Sie war schlank und anmutig. Ihr Gesicht glich dem einer Botticelli-Madonna. Raouls Augen strahlten, und Elise zog sich schnell und diskret zurück.

«Simone!»

Er ergriff ihre schlanken weißen Hände und küßte sie.

«Raoul, mein Liebster.»

Wieder küßte er ihre Hände, dann betrachtete er eingehend ihr Gesicht.

«Simone! Du siehst blaß aus! Elise sagte mir, daß du dich ausgeruht hast Du bist doch nicht etwa krank, meine Liebste?»

«Nein, krank nicht.. .» Sie zögerte.

Er führte sie zum Sofa und setzte sich neben sie. «Sag mir, was dir fehlt.»

Simone lächelte schwach.

«Du wirst mich für verrückt halten», flüsterte sie. «Ich? Dich für verrückt halten? Nein, niemals.»

Simone entzog ihm ihre Hand. Sie saß einen Augenblick vollkommen ruhig und sah auf den Teppich. Dann sagte sie leise und wie gehetzt: «Ich habe Angst, Raoul.»

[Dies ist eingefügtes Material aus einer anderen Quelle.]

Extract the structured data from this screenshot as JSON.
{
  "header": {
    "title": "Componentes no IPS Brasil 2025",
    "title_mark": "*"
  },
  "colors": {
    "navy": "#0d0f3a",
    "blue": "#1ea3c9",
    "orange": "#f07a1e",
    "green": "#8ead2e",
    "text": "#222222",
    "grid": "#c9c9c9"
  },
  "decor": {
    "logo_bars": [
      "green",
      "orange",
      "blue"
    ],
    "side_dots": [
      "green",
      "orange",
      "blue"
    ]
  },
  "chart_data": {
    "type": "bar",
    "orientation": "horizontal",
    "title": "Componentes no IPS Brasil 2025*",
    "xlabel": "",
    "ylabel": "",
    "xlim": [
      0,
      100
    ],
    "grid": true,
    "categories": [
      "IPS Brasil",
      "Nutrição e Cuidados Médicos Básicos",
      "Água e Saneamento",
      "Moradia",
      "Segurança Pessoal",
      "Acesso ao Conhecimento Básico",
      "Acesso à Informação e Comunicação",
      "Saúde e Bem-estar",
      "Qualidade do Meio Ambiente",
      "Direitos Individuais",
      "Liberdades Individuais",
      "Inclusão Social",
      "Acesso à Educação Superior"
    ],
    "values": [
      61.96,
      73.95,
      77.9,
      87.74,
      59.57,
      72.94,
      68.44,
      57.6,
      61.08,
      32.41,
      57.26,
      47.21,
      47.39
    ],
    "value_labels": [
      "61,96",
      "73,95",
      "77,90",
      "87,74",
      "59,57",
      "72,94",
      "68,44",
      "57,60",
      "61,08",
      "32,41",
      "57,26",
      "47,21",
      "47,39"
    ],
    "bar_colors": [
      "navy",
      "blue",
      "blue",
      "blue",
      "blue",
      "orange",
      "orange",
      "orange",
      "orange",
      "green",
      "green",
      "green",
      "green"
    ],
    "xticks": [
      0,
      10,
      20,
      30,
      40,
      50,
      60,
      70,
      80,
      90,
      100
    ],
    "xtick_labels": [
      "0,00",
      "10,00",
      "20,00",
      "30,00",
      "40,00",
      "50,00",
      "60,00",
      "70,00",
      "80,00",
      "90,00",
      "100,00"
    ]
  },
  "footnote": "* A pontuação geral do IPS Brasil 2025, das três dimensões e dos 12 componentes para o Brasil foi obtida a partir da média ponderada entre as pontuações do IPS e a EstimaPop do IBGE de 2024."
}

Er wartete einen Moment, da er dachte, sie würde weitersprechen. Als sie das aber nicht tat, sagte er forsch: «Aber, aber, wovor denn?»

«Ich weiß nicht – einfach Angst.» «Aber...»

Er sah sie erstaunt an, und sie begegnete seinem Blick.

«Ja, es ist absurd, nicht wahr? Und doch ist mir so. Angst, sonst nichts. Ich weiß nicht, warum, wovor, doch die ganze Zeit bin ich wie besessen von der Vorstellung, daß mir etwas Schreckliches – ganz Schreckliches zustoßen wird...»

Sie starrte vor sich hin. Raoul legte sanft einen Arm um sie «Meine Liebste», sagte er, «komm, du darfst dich nicht so gehenlassen. Ich weiß, was es ist: Überanstrengung, Simone. Du brauchst Ruhe, das ist alles, Ruhe und Entspannung.»

Sie sah ihn dankbar an.

«Ja, Raoul, du hast recht. Das ist es, was ich brauche, Ruhe und Entspannung.»

Sie schloß die Augen und schmiegte sich ein wenig fester in seinen Arm.

«Und Liebe», flüsterte Raoul ihr ins Ohr.

Sein Arm zog sie sanft an sich. Simone, noch mit geschlossenen Augen, atmete tief und erlöst «Ja», murmelte sie, «ja. Wenn du mich in deinen Armen hältst, fühle ich mich geborgen. Dann vergesse ich mein Leben, das entsetzliche Leben eines Mediums. Du weißt viel, Raoul, aber selbst du weißt nicht alles, was das bedeutet.»

Er fühlte, wie sich ihr Körper in seiner Umarmung versteifte. Sie öffnete die Augen und blickte starr vor sich hin.

«Man sitzt in der Kabine im Dunkeln, wartet, und das Dunkel ist entsetzlich, Raoul; denn es ist das Dunkel der Leere, des Nichts. Mit großer Willensanstrengung verliert man sich selbst darin. Danach weiß man nichts, man fühlt nichts, aber hinterher kommt die langsame, schmerzvolle Rückkehr, das Erwachen aus dem Schlaf, aber man ist so müde, so furchtbar müde.»

«Ich weiß», murmelte Raoul, «ich weiß.»

«So müde», murmelte Simone wieder.

Ihr ganzer Körper schien in sich zusammenzusinken, als sie diese Worte wiederholte.

«Aber du bist großartig, Simone.»

Er nahm ihre Hände in die seinen; er versuchte, etwas von seiner Begeisterung auf sie zu übertragen.

«Du bist einmalig – das größte Medium, das die Welt je gekannt hat»

Sie schüttelte den Kopf und lächelte ein wenig darüber.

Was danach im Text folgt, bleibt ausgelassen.